Nicht jedes Gebäude ist urheberrechtliche geschützt. Erforderlich ist vielmehr, dass es sich um ein sogenanntes ,,Werk der Baukunst” handelt. Dies setzt eine gewisse Individualität voraus.

BildGRP Rainer Rechtsanwälte Steuerberater, Köln, Berlin, Bonn, Essen, Düsseldorf, Frankfurt, Hamburg, München, Stuttgart, Hannover, Bremen und Nürnberg www.grprainer.com führen aus: Gerade wenn es um kleinere Gebäude geht, fragen sich Bauherren und Architekten oft, ob diese urheberrechtlich geschützt werden können. Wichtig für diesen urheberrechtlichen Schutz ist, dass ein “Werk der Baukunst” vorliegt. Dies ist allerdings oft nicht leicht zu bestimmen und daher eine Frage, die sich zum Problem für die Beteiligten entwickeln kann.
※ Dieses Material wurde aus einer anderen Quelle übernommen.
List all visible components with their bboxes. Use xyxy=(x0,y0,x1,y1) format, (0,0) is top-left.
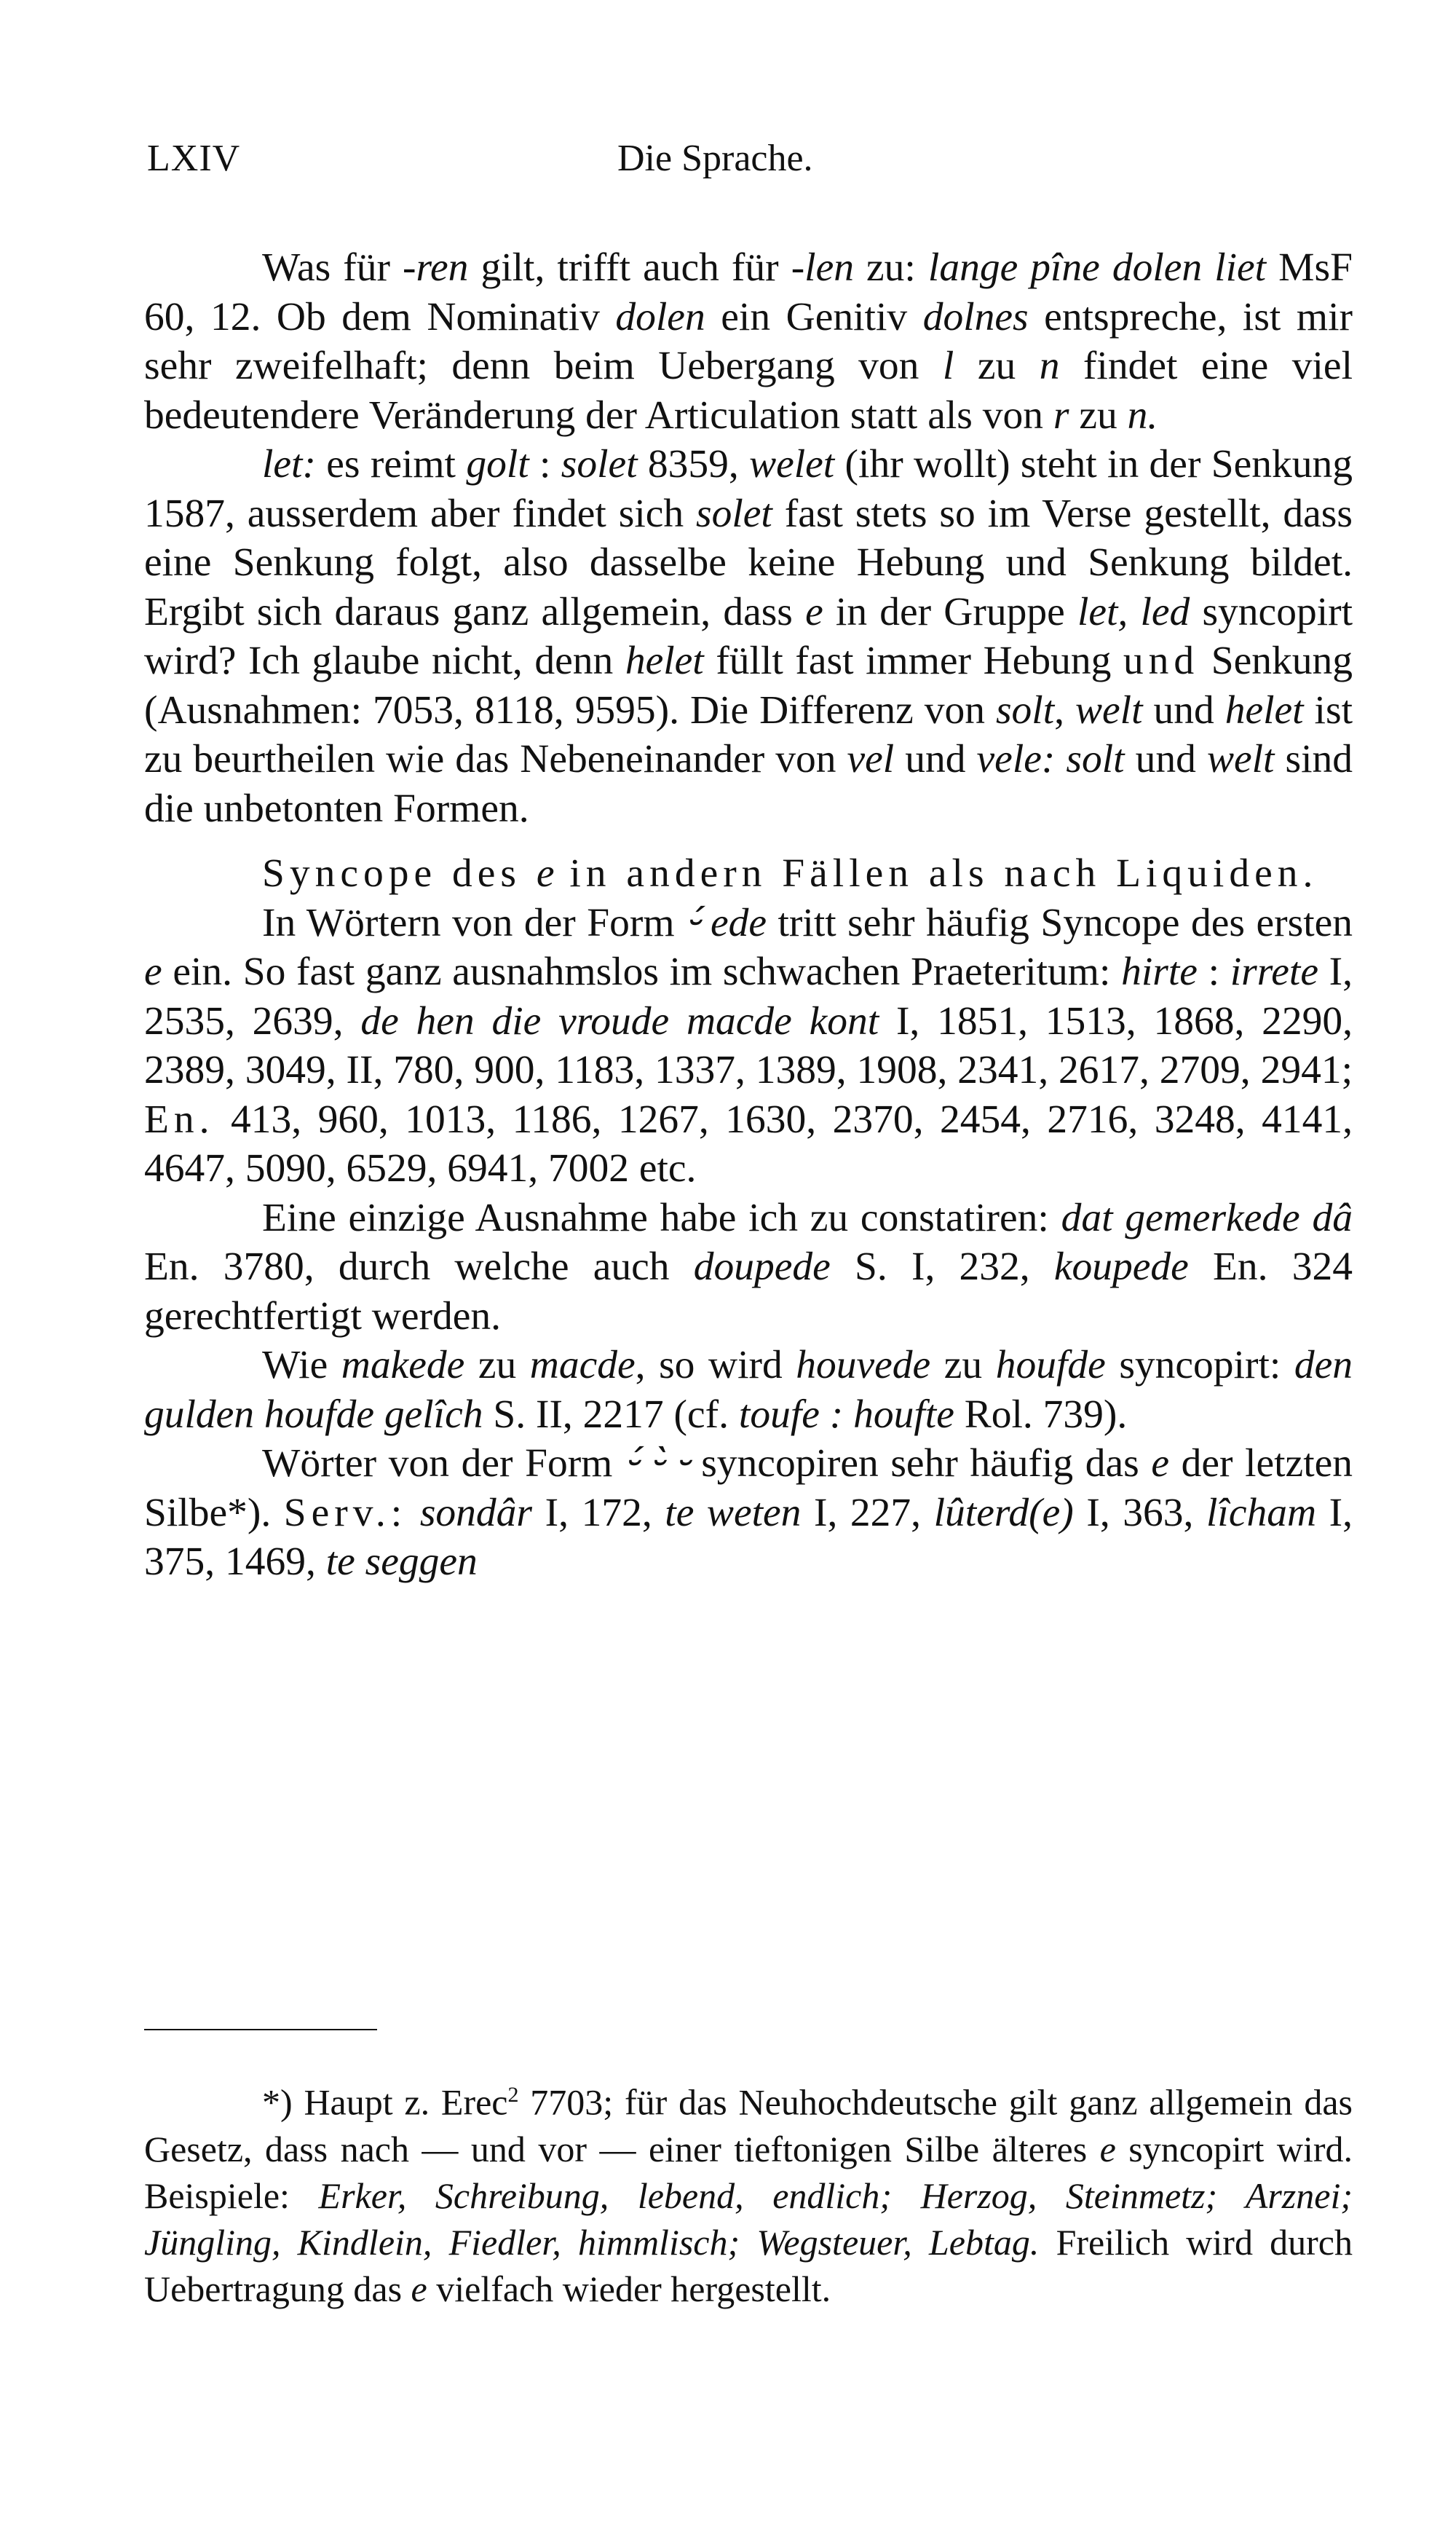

Nicht jedes architektonisch und visuell ansehnliche Gebäude kann urheberrechtlichen Schutz genießen, sondern es ist erforderlich, dass sich das Gebäude von typischen Bauwerken abhebt und sich durch seine Individualität auszeichnet. So wird dieses Attribut eher selten vergeben. Dabei muss es sich nicht immer um ein bewohnbares Gebäude handeln. Gerichtlich bejaht wurde das Vorliegen eines “Werks der Baukunst” nämlich z.B. auch bei der neuen, einfallsreichen und außergewöhnlichen Kombination verschiedener Gestaltungselemente bei der WC-Anlage einer Autobahnraststätte (Urteil des Landgerichts Leipzig vom 19. Oktober 2001, Az.: 05 (O) 4475/01). Auch Teile eines Bauwerkes, wie etwa ein Treppenhaus (Urteil des Bundesgerichtshofs vom 1. Oktober 1998, Az.: I ZR 104/96), können urheberrechtlich geschützt sein.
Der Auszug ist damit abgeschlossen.